Theodor W. Adorno, der große Philosoph, Musikwissenschaftler und Komponist – Günter Raphael,  der in den letzten Jahren wieder mehr ins öffentliche Bewusstsein gerückte Komponist – und Godfried Zeelander, der wahrlich nicht unbedeutende, aber weitgehend vergessene Cellist und Pianist aus Amsterdam: So unterschiedliche Musiker-Persönlichkeiten versammelt das Lexikon verfolgter Musiker und Musikerinnen der NS-Zeit „LexM“.

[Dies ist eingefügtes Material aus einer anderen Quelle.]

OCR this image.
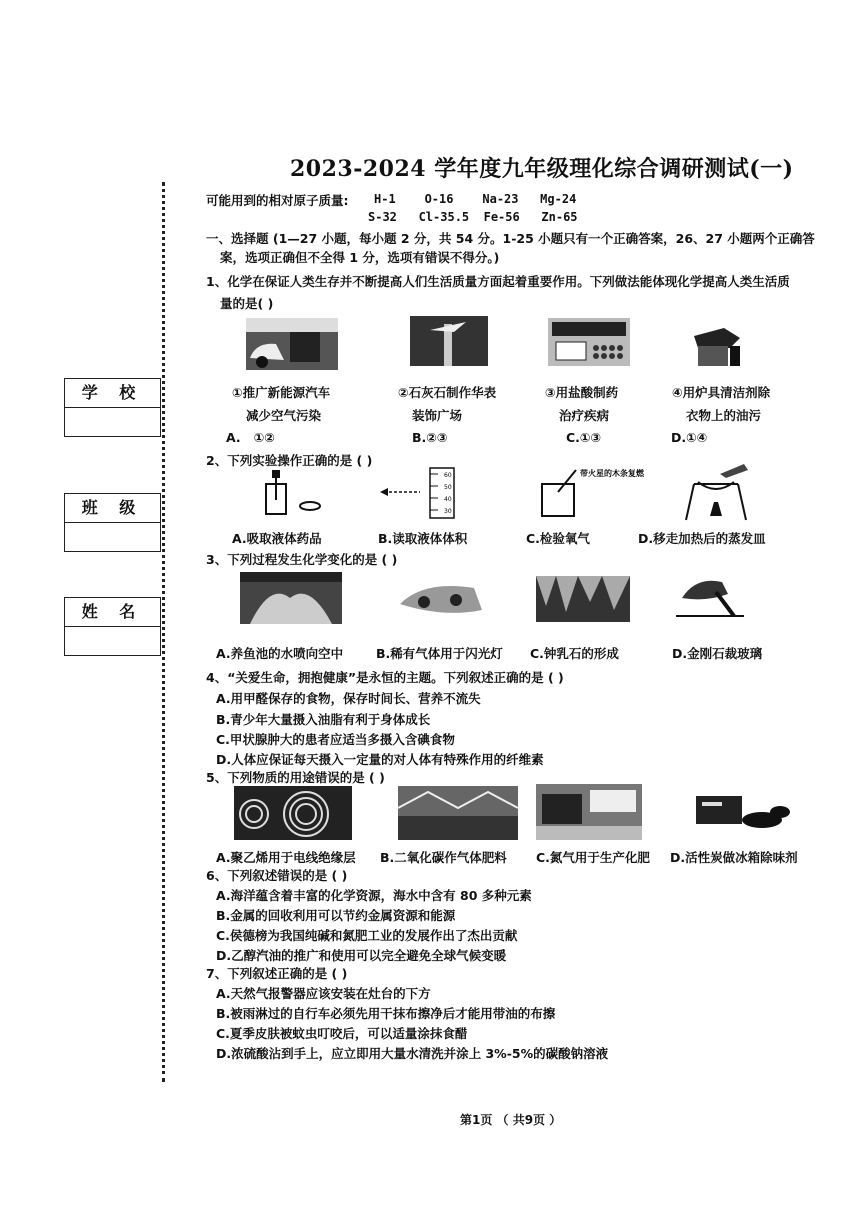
学 校
班 级
姓 名
2023-2024 学年度九年级理化综合调研测试(一)
可能用到的相对原子质量: H-1    O-16    Na-23   Mg-24
S-32   Cl-35.5  Fe-56   Zn-65
一、选择题 (1—27 小题，每小题 2 分，共 54 分。1-25 小题只有一个正确答案，26、27 小题两个正确答
案，选项正确但不全得 1 分，选项有错误不得分。)
1、化学在保证人类生存并不断提高人们生活质量方面起着重要作用。下列做法能体现化学提高人类生活质
量的是( )
①推广新能源汽车
减少空气污染
②石灰石制作华表
装饰广场
③用盐酸制药
治疗疾病
④用炉具清洁剂除
衣物上的油污
A.   ①②	B.②③	C.①③	D.①④
2、下列实验操作正确的是 ( )
60
50
40
30
带火星的木条复燃
A.吸取液体药品	B.读取液体体积	C.检验氧气	D.移走加热后的蒸发皿
3、下列过程发生化学变化的是 ( )
A.养鱼池的水喷向空中	B.稀有气体用于闪光灯 C.钟乳石的形成	D.金刚石裁玻璃
4、“关爱生命，拥抱健康”是永恒的主题。下列叙述正确的是 ( )
A.用甲醛保存的食物，保存时间长、营养不流失
B.青少年大量摄入油脂有利于身体成长
C.甲状腺肿大的患者应适当多摄入含碘食物
D.人体应保证每天摄入一定量的对人体有特殊作用的纤维素
5、下列物质的用途错误的是 ( )
A.聚乙烯用于电线绝缘层 B.二氧化碳作气体肥料 C.氮气用于生产化肥 D.活性炭做冰箱除味剂
6、下列叙述错误的是 ( )
A.海洋蕴含着丰富的化学资源，海水中含有 80 多种元素
B.金属的回收利用可以节约金属资源和能源
C.侯德榜为我国纯碱和氮肥工业的发展作出了杰出贡献
D.乙醇汽油的推广和使用可以完全避免全球气候变暖
7、下列叙述正确的是 ( )
A.天然气报警器应该安装在灶台的下方
B.被雨淋过的自行车必须先用干抹布擦净后才能用带油的布擦
C.夏季皮肤被蚊虫叮咬后，可以适量涂抹食醋
D.浓硫酸沾到手上，应立即用大量水清洗并涂上 3%-5%的碳酸钠溶液
第1页 （ 共9页 ）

Gemeinsam ist ihnen, dass sie unter der nationalsozialistischen Terrorherrschaft verfolgt wurden; ob es sich um mehr oder weniger prominente Künstler handelt, spielt für den thematischen Zuschnitt dieses biographischen Nachschlagewerkes keine Rolle, ja nicht einmal, welcher Art die Verfolgung war, unter der sie zu leiden hatten. Adorno etwa wurde ins Exil gedrängt, und konnte nach dem Krieg als Exponent der Frankfurter Schule eine ganze Epoche mitprägen. Raphael überlebte den Nationalsozialismus in Deutschland, belegt von einem Berufsverbot, das ihn ständig an den Rand seiner künstlerischen, wirtschaftlichen und physischen Existenz drängte. Zeelander gehört zu den Toten von Auschwitz, und die Biographie des Solocellisten der Berliner Philharmoniker, Kammermusikers und Herausgebers ist weitgehend ungeschrieben. So ist es ein erklärtes Ziel des LexM, Musikern wie Zeelander ein wenig von dem Platz zurückzugeben, der ihnen in der europäischen Musikgeschichte wohl zugekommen wäre. Ein immer noch wichtiges Anliegen, bei dem zugleich klar wird, „welchen Verlust es für Deutschland und Österreich bedeutete, dass tausende Musiker fliehen mussten, oder in den Lagern für immer verschwanden“, wie es das Vorwort des LexM formuliert.

Mit dem Mut zur Lücke und zur wissenschaftlichen Arbeit auf der offensten Bühne unserer Zeit erscheint das Lexikon als Online-Publikation, gehostet von der Universität Hamburg. Die einzelnen Artikel unterscheiden sich in ihrem Umfang erheblich; über Adorno, um bei unseren drei Beispiel-Biographien zu bleiben, ist etwa so viel zu lesen wie über Zeelander, während der Beitrag über Günter Raphael zu den weit fortgeschrittenen, ausführlichen Texten gehört.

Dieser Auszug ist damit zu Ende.